Payroll cost calculation
· Payroll costs include:
o Salaries
§ Employee‘s salary in excess of $100,000 is excluded
o Bonuses
o Retirement benefits
o Parental leave
o Health care benefits
· The gray area
o It is not clear yet, but payroll costs maybe able to include payroll taxes and workers comp insurance.
Loan payback
· Within 60 days of forgiveness submission, a decision on forgiveness of the Paycheck Protection Program loan will be made.
o Borrowed money used for the following list in the eight weeks following the date of origination can be forgiven:
§ payroll,
§ mortgage interest,
§ rent, or
§ utilities
· That means business owners will not have to pay the government back the full principal amount of the money borrowed.
· Borrowers will need to provide documentation of these expenses in their loan forgiveness application.
· The loans will be forgiven as long as the funds are used to keep employees on the payroll.
· The forgiven money will be reduced for employers that lay off employees or reduce wages by more than 25%.
· Laid-off employees must be rehired by June 30 for companies to recoup their wages through loan forgiveness.
How to apply
· Borrowers should talk to their current bank to see if they already offer SBA loans.
· If not, small businesses can apply at banks that already offer Small Business Administration loans.

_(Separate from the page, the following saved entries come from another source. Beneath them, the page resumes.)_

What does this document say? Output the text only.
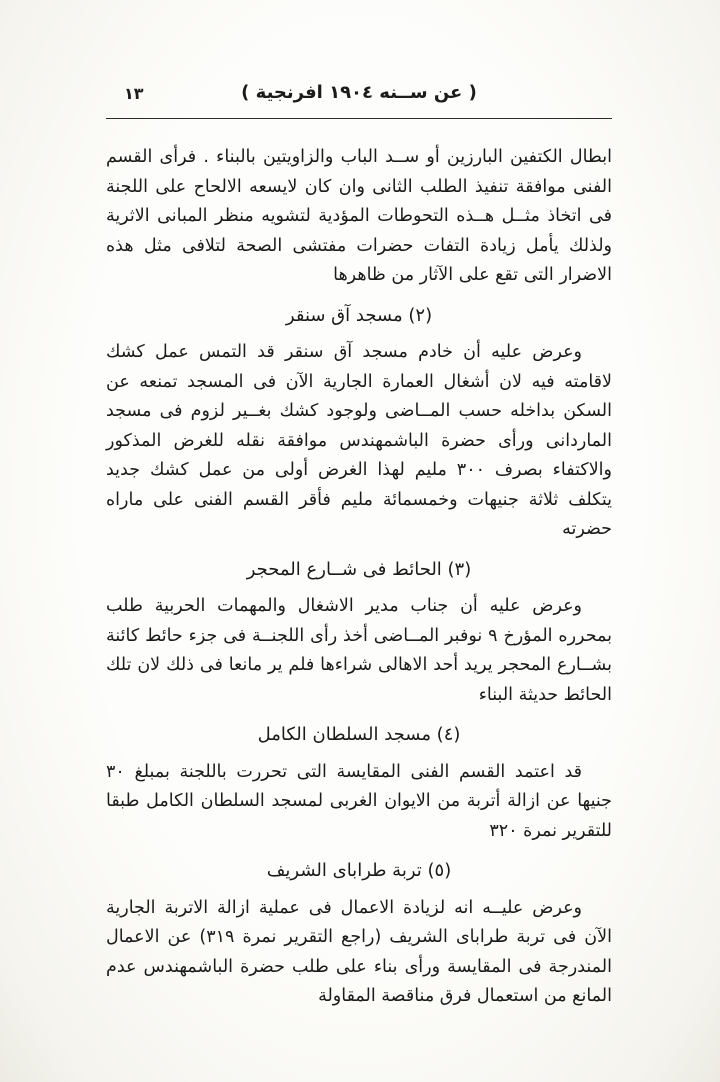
١٣	( عن ســنه ١٩٠٤ افرنجية )

ابطال الكتفين البارزين أو ســد الباب والزاويتين بالبناء . فرأى القسم الفنى موافقة تنفيذ الطلب الثانى وان كان لايسعه الالحاح على اللجنة فى اتخاذ مثــل هــذه التحوطات المؤدية لتشويه منظر المبانى الاثرية ولذلك يأمل زيادة التفات حضرات مفتشى الصحة لتلافى مثل هذه الاضرار التى تقع على الآثار من ظاهرها

(٢) مسجد آق سنقر

وعرض عليه أن خادم مسجد آق سنقر قد التمس عمل كشك لاقامته فيه لان أشغال العمارة الجارية الآن فى المسجد تمنعه عن السكن بداخله حسب المــاضى ولوجود كشك بغــير لزوم فى مسجد الماردانى ورأى حضرة الباشمهندس موافقة نقله للغرض المذكور والاكتفاء بصرف ٣٠٠ مليم لهذا الغرض أولى من عمل كشك جديد يتكلف ثلاثة جنيهات وخمسمائة مليم فأقر القسم الفنى على ماراه حضرته

(٣) الحائط فى شــارع المحجر

وعرض عليه أن جناب مدير الاشغال والمهمات الحربية طلب بمحرره المؤرخ ٩ نوفبر المــاضى أخذ رأى اللجنــة فى جزء حائط كائنة بشــارع المحجر يريد أحد الاهالى شراءها فلم ير مانعا فى ذلك لان تلك الحائط حديثة البناء

(٤) مسجد السلطان الكامل

قد اعتمد القسم الفنى المقايسة التى تحررت باللجنة بمبلغ ٣٠ جنيها عن ازالة أتربة من الايوان الغربى لمسجد السلطان الكامل طبقا للتقرير نمرة ٣٢٠

(٥) تربة طراباى الشريف

وعرض عليــه انه لزيادة الاعمال فى عملية ازالة الاتربة الجارية الآن فى تربة طراباى الشريف (راجع التقرير نمرة ٣١٩) عن الاعمال المندرجة فى المقايسة ورأى بناء على طلب حضرة الباشمهندس عدم المانع من استعمال فرق مناقصة المقاولة
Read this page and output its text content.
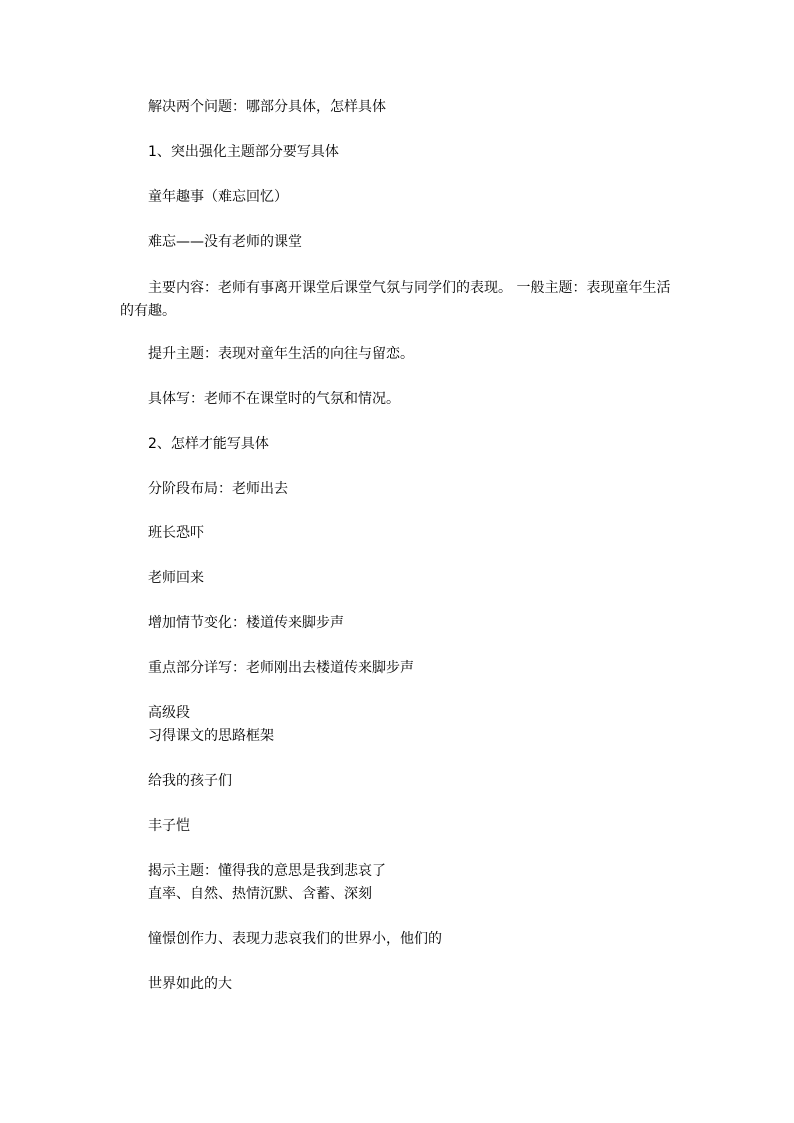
解决两个问题：哪部分具体，怎样具体

1、突出强化主题部分要写具体

童年趣事（难忘回忆）

难忘——没有老师的课堂

主要内容：老师有事离开课堂后课堂气氛与同学们的表现。 一般主题：表现童年生活的有趣。

提升主题：表现对童年生活的向往与留恋。

具体写：老师不在课堂时的气氛和情况。

2、怎样才能写具体

分阶段布局：老师出去

班长恐吓

老师回来

增加情节变化：楼道传来脚步声

重点部分详写：老师刚出去楼道传来脚步声

高级段

习得课文的思路框架

给我的孩子们

丰子恺

揭示主题：懂得我的意思是我到悲哀了

直率、自然、热情沉默、含蓄、深刻

憧憬创作力、表现力悲哀我们的世界小，他们的

世界如此的大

· The number of lenders offering loans through the Paycheck Protection Program will end up being greater and includes many more traditional banks, credit unions, and fintech firms.
· Businesses can apply for a loan and be approved on the same day.
Cost of the loan
· There is no cost to apply for this loan
· Businesses will be charged a fixed interest rate
Interest rate
· The Paycheck Protection Program will have a 0.5% fixed interest rate.
· The first payment is deferred for six months.
When will funds be available
· The loans process has been streamlined.
· The approval process will be far more quickly than previous SBA-backed loans.
· The “stripped down” applications will not require SBA approval and funds could be made available on the same day you apply.
Should I apply?
· Short answer. Yes.
· It’s a great deal for small businesses, contractors, and self-employed people.
· A forgivable loan like this should help you retain payroll during the coming weeks when they’re likely to watch sales continue to dry up.